Here's what was returned after running the code.

library(LexisNexisTools)

data <- lnt_read("~/Files(10).DOCX", author_keyword = "^Byline:", verbose = FALSE) Reading DOCX files from Nexis Uni is experimental. Please report any problems in this issue: https://github.com/JBGruber/LexisNexisTools/issues/7

data@meta$Author [1] " Christopher Flavelle Highlight: The world's land is being exploited at an “unprecedented” rate, a United Nations report on climate change warns, putting pressure on food production and amplifying the risk of mass migration."
[2] " Rod Schoonover Highlight: Politics intruded on science and intelligence. That’s why I quit my job as an analyst for the State Department."
[3] " By NATHANIEL RICH Nathaniel Rich is a writer at large for The New York Times Magazine, for which he has written about immortal jellyfish, a 47-hour train ride between New Orleans and Los Angeles and a lawyer's campaign to expose DuPont's profligate use of a toxic chemical. He is the author of three novels, including ''King Zeno,'' which was published in January. George Steinmetz is a photographer who specializes in aerial imagery. He has won numerous awards including three prizes from World Press Photo and the Environmental Vision Award for his work on large-scale agriculture. He has published four books of photography, including his latest, ''New York Air: The View From Above.'' With additional reporting by Jaime Lowe, who is a frequent contributor to the magazine and the author of ''Mental: Lithium, Love and Losing My Mind.'' She previously wrote a feature about the incarcerated women who fight California wildfires." [4] " By ALAN SANO Body"
[5] NA
[6] " By KENDRA PIERRE-LOUIS Body"
[7] " THE LEARNING NETWORK Highlight: A special Earth Day guest lesson, written with NASA’s Goddard Institute for Space Studies, a leader in global climate change research, and the Columbia University Earth Institute. It offers resources for teaching about this issue, while addressing important 21st-century literacy skills."
[8] " Kendra Pierre-Louis Highlight: The average number of heat waves in 50 major American cities has tripled since the 1960s."
[9] " Kendra Pierre-Louis Highlight: The average number of heat waves in 50 major American cities has tripled since the 1960s."
[10] " Henry Fountain Highlight: The four-day hot spell was rare for France and the Netherlands, researchers say, but it used to be a lot rarer."

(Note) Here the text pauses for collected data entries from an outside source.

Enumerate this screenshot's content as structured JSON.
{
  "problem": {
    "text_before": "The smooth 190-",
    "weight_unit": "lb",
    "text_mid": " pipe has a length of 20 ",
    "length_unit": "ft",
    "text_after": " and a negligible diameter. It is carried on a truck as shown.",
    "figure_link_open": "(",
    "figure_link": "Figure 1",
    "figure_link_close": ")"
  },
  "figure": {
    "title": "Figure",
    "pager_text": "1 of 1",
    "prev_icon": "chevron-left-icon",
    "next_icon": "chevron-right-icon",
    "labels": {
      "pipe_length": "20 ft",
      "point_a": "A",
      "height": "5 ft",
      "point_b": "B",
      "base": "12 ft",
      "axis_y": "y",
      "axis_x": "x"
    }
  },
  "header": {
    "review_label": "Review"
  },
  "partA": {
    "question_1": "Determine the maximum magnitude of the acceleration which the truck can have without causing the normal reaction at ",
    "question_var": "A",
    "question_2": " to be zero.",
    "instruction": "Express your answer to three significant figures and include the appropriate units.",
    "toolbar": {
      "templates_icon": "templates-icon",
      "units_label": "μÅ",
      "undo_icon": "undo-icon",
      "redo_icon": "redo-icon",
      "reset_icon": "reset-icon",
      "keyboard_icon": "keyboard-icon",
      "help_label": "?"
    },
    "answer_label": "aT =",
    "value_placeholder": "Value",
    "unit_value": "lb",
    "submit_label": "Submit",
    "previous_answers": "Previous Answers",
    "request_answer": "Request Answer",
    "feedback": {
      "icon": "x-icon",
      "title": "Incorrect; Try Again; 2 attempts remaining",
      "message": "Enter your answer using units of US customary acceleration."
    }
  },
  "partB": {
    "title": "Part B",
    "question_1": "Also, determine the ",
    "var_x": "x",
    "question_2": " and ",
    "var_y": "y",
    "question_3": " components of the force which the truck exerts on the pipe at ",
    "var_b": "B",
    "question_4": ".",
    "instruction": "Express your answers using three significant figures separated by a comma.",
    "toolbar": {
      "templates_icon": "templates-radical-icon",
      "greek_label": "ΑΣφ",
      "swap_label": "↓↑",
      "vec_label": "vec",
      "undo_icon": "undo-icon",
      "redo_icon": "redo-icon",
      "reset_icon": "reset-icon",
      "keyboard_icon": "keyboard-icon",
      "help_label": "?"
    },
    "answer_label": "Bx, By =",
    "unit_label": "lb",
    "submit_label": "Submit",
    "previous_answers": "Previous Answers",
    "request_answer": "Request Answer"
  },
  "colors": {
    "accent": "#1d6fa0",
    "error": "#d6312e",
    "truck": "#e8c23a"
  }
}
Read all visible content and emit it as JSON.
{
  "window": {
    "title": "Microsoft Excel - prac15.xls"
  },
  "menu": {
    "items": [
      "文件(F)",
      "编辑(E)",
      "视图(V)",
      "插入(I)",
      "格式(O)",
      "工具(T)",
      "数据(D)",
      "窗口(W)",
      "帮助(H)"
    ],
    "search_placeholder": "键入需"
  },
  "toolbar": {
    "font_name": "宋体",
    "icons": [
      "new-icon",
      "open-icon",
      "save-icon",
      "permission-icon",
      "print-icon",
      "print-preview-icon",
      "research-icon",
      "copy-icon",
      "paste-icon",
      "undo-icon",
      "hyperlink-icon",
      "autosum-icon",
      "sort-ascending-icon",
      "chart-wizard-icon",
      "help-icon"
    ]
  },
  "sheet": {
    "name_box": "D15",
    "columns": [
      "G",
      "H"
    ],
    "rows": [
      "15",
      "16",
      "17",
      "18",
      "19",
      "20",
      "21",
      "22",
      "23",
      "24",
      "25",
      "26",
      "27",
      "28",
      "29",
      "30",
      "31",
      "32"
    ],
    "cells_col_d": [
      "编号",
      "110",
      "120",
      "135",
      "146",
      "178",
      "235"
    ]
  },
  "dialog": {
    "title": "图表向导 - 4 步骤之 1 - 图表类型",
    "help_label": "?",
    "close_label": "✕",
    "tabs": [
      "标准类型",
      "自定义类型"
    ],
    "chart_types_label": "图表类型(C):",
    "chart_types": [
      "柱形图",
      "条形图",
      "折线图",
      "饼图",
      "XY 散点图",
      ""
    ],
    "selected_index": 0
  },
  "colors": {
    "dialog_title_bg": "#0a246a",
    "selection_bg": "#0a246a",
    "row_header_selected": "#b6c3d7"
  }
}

JBGruber commented 5 years ago

Thanks. It looks to me like the file was read in with a slightly different encoding on your machine. I have no idea why that might happen tbh. I changed the relevant code and made it explicit that UTF-8 should be used while reading the file in. Please install the newest version and let me know if the behaviour changes.

JBGruber commented 5 years ago

Did you have the chance to test this with the new version (packageDate("LexisNexisTools") "2019-08-16")?